2
votes

I am trying to compute the eigenvectors (say the first 10 of them) of a large matrix. My initial problems were caused by a misunderstanding of the Intel MKL library. To make my question clear and easy to understand I decided to generalize it and remove some unnecessary details.

The basic question is: Which computer code should be used to find the eigenvalues of a large sparse matrix?

The matrix I have can be considered sparse under certain approximations. Namely, the values are becoming very small when moving away from the diagonal. Some of them are even unphysical, caused by statistics effects (the matrix is generated by MC code). This is why the term sparse is in brackets.

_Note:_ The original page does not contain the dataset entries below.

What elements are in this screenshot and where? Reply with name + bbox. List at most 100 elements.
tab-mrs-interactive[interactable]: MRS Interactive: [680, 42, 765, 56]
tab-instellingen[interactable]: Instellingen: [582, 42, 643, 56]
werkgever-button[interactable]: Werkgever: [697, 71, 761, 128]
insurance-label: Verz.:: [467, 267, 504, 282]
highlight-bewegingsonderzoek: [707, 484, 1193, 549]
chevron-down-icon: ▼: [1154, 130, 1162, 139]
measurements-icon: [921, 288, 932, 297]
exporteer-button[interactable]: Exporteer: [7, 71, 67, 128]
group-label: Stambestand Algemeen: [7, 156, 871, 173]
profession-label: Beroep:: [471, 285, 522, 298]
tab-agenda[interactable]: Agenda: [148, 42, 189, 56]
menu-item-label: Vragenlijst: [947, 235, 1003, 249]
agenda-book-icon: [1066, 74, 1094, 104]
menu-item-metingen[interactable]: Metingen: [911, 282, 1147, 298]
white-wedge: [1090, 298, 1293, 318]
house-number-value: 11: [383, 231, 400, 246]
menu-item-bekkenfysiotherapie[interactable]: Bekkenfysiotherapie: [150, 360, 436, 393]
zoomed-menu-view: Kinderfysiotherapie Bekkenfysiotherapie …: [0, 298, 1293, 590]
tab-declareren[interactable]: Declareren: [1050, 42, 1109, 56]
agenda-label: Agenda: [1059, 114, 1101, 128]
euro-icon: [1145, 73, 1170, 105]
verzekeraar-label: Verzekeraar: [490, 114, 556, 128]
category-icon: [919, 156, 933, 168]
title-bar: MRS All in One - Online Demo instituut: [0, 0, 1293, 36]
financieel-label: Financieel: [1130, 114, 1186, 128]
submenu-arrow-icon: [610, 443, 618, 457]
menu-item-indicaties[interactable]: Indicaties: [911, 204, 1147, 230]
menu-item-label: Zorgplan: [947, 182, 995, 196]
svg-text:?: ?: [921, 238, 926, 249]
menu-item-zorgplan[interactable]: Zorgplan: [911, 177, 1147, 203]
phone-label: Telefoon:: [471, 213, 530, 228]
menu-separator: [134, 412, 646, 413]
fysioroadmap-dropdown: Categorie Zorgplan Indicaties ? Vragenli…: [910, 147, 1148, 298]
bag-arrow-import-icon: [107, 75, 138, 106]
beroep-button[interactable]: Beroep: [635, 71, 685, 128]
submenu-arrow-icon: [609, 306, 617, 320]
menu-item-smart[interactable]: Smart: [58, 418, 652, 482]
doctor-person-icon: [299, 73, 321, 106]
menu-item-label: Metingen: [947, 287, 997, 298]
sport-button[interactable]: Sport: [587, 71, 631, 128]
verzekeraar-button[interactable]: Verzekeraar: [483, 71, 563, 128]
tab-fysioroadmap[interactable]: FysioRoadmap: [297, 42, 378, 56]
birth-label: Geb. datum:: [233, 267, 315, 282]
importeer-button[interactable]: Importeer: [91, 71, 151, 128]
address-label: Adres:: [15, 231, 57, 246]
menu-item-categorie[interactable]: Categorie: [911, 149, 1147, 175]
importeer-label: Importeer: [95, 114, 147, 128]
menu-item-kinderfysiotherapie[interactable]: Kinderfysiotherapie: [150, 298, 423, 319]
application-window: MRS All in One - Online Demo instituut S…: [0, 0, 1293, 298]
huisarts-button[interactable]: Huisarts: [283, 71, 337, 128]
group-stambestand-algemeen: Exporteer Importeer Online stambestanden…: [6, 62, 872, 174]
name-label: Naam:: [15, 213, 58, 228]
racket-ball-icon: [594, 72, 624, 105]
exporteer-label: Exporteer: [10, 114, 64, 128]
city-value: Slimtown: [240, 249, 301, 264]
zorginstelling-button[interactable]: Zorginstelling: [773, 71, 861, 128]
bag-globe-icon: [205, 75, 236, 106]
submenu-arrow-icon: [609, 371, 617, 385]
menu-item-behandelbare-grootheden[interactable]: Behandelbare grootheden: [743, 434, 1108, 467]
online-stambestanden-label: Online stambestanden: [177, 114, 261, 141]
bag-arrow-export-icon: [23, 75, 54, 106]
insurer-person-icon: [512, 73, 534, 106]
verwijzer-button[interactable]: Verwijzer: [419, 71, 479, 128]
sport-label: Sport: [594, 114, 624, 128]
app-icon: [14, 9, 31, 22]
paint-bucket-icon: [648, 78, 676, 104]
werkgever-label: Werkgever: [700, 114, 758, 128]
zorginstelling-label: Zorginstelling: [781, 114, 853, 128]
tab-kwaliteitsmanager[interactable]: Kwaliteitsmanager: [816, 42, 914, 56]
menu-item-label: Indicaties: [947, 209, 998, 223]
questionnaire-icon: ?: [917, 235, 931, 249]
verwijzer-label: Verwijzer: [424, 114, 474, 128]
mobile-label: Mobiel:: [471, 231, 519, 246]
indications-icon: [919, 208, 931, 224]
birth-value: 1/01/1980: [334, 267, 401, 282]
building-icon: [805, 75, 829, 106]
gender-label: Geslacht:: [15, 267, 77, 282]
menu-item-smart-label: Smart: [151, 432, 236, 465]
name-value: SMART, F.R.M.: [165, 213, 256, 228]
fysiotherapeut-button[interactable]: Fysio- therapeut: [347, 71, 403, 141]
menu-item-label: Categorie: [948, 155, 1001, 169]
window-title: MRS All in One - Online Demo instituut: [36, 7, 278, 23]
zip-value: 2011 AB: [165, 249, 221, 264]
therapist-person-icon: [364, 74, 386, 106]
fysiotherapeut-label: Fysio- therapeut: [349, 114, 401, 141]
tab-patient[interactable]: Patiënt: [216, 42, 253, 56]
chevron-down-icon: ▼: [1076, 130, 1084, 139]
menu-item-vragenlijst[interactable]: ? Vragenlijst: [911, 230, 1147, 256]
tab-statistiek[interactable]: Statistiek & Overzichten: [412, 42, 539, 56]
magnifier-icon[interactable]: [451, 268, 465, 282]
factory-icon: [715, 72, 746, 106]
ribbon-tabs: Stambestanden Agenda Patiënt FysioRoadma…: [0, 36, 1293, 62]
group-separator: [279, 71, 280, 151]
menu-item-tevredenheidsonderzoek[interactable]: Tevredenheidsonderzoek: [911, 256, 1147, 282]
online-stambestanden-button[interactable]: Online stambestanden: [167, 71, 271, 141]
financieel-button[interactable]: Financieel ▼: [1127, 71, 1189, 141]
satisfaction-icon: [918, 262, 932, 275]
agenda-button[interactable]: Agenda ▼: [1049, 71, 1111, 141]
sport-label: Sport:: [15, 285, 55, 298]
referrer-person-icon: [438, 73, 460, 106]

I will appreciate if someone can provide a code example.

Thank you in advance,

Alex

1
Don't Intel provide code examples in their documentation ? Unless you can show SO what you've done, preferably with code, an be quite specific about the programming problem that you are stuck on you are unlikely to get much help here. You may even get down votes and your question might attract close votes.High Performance Mark
This routine is called DGEEV (if working with double). Here is are examples : software.intel.com/sites/products/documentation/doclib/mkl_sa/…francis
Hi Francis, thank you for your reply. This is exactly what I needed, but as it turns out I need sparse storage. The matrix I have is too big to fit into memory when using dense storage.Alexander Cska
You can take a look at the SLEPc library grycap.upv.es/slepc , especially at their use guide and EPS module grycap.upv.es/slepc/documentation/current/docs/manualpages/EPS/… Look at their examples grycap.upv.es/slepc/documentation/current/src/eps/examples/…francis
Hi, I have been experimenting with the eigenvalue routines. Unfortunately besides MKL, I was not really able to get them running. The manuals are real crap and it is not very clear what should be done. ARPACK is te most vivid example for this. I tried coding some of the algorithms myself. Unfortunately I was not able to get what I needed.Alexander Cska

1 Answers

2
votes

ARPACK is probably the right thing to use. It's old fortran code and can be a pain to install (though perhaps the maintained arpack-ng is better).

Alternatively, libigl has a crude implementation of power iterations built on top of Eigen. You can use the libigl version just like MATLAB's eigs:

Eigen::SparseMatrix<double> A;
Eigen::SparseMatrix<double> B;
...
Eigen::MatrixXd V;
Eigen::VectorXd D;
igl::eigs(A,B,3,igl::EIGS_TYPE_SM,V,D);

This will compute the eigen vectors in the columns of V and the eigen values in D for the 3 smallest eigenvalues.